After my first episode, I learned what was happening and have generally been able to deal with them without panicking. My method is to focus completely on one hand, and think about moving a single finger, and as soon as I can move a single finger the spell is broken: I can move my entire body as if nothing has happened. Unfortunately, my brain seems to have accommodated for my awareness, and my last few episodes have involved the auditory hallucination of a painfully loud buzzing or whirring (like being in an alien spaceship) that makes it incredibly hard to relax and concentrate.


I had considered writing this post this week, but thought I was too busy. Until this morning, when I had another episode that was so strange I had to write about it:

I had an awful headache and had called out of work, taken some medicine, and gone back to bed. I awoke a couple hours later with light in the room, staring at the wall, my dog next to the bed, and with my body completely unable to move. After a few seconds the painfully loud buzzing started in my head, and I tried to fight my way out of the sleep paralysis to make it stop. Unable to focus, I desperately struggled to move for what seemed like minutes but was likely only a few seconds. I was finally able to unclench my fist, and sit up, and breathe a sigh of relief, before waking up again on my side, staring at that same wall. I had slipped back into complete subconsciousness and had only dreamed about being freed from my episode.

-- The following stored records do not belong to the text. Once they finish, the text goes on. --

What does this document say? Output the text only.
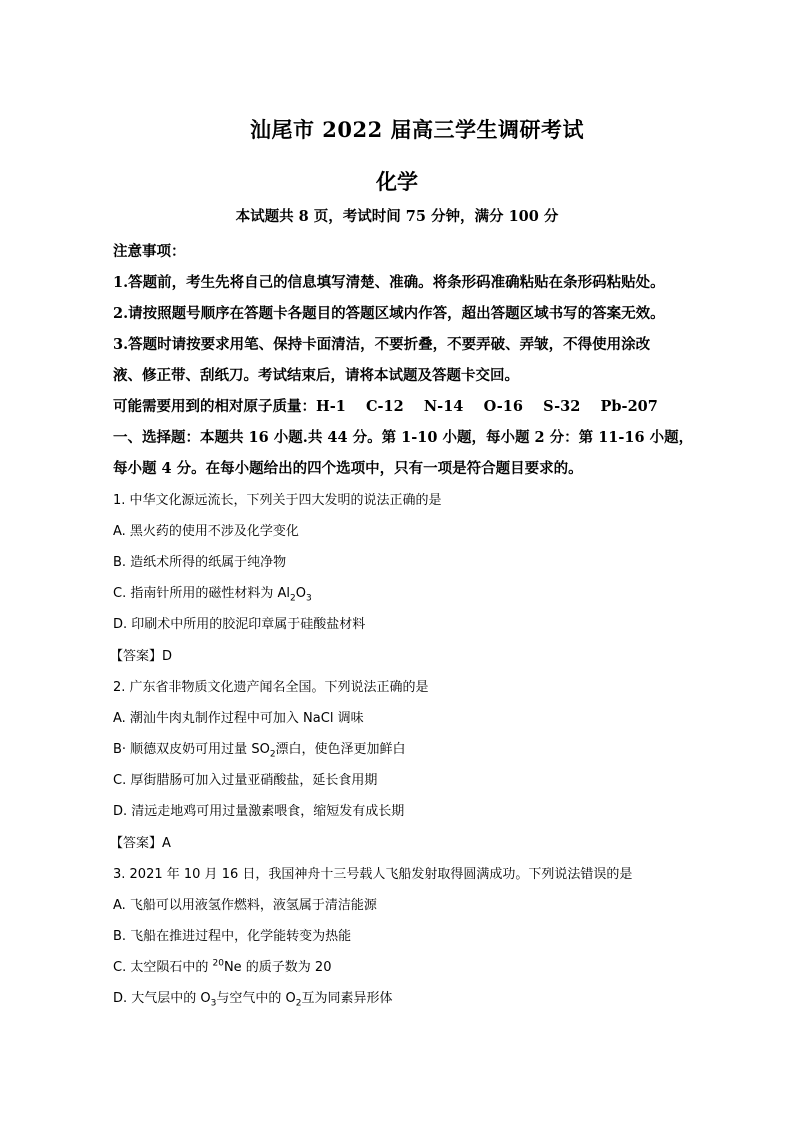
汕尾市 2022 届高三学生调研考试
化学
本试题共 8 页，考试时间 75 分钟，满分 100 分
注意事项：
1.答题前，考生先将自己的信息填写清楚、准确。将条形码准确粘贴在条形码粘贴处。
2.请按照题号顺序在答题卡各题目的答题区域内作答，超出答题区域书写的答案无效。
3.答题时请按要求用笔、保持卡面清洁，不要折叠，不要弄破、弄皱，不得使用涂改
液、修正带、刮纸刀。考试结束后，请将本试题及答题卡交回。
可能需要用到的相对原子质量：H-1    C-12    N-14    O-16    S-32    Pb-207
一、选择题：本题共 16 小题.共 44 分。第 1-10 小题，每小题 2 分：第 11-16 小题，
每小题 4 分。在每小题给出的四个选项中，只有一项是符合题目要求的。
1. 中华文化源远流长，下列关于四大发明的说法正确的是
A. 黑火药的使用不涉及化学变化
B. 造纸术所得的纸属于纯净物
C. 指南针所用的磁性材料为 $Al_2O_3$
D. 印刷术中所用的胶泥印章属于硅酸盐材料
【答案】D
2. 广东省非物质文化遗产闻名全国。下列说法正确的是
A. 潮汕牛肉丸制作过程中可加入 NaCl 调味
B· 顺德双皮奶可用过量 $SO_2$漂白，使色泽更加鲜白
C. 厚街腊肠可加入过量亚硝酸盐，延长食用期
D. 清远走地鸡可用过量激素喂食，缩短发有成长期
【答案】A
3. 2021 年 10 月 16 日，我国神舟十三号载人飞船发射取得圆满成功。下列说法错误的是
A. 飞船可以用液氢作燃料，液氢属于清洁能源
B. 飞船在推进过程中，化学能转变为热能
C. 太空陨石中的 $^{20}$Ne 的质子数为 20
D. 大气层中的 $O_3$与空气中的 $O_2$互为同素异形体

I struggled again, this time to speak, and was able to moan loud enough to get my dog’s attention. He wandered over, confused by the noises I was making, and then I awoke again, on my side, staring at the wall, the loud buzzing still wracking my brain. This time after I struggled to move I was able to shift myself out of bed and crumple to my knees on the floor, but still couldn’t move properly (which had I been thinking straight would have been a clue). My dog was alarmed and came to me to put his head in my lap, at which point I awoke again. On my side. Staring at the wall.

I am sure that the first time I awoke paralyzed this morning I was actually coherent and aware of my surroundings, but I’m not sure about the two subsequent times. I’ve seen movies and TV use this dream within a dream concept, but I didn’t think it was a real thing that you could actually experience. Now I know.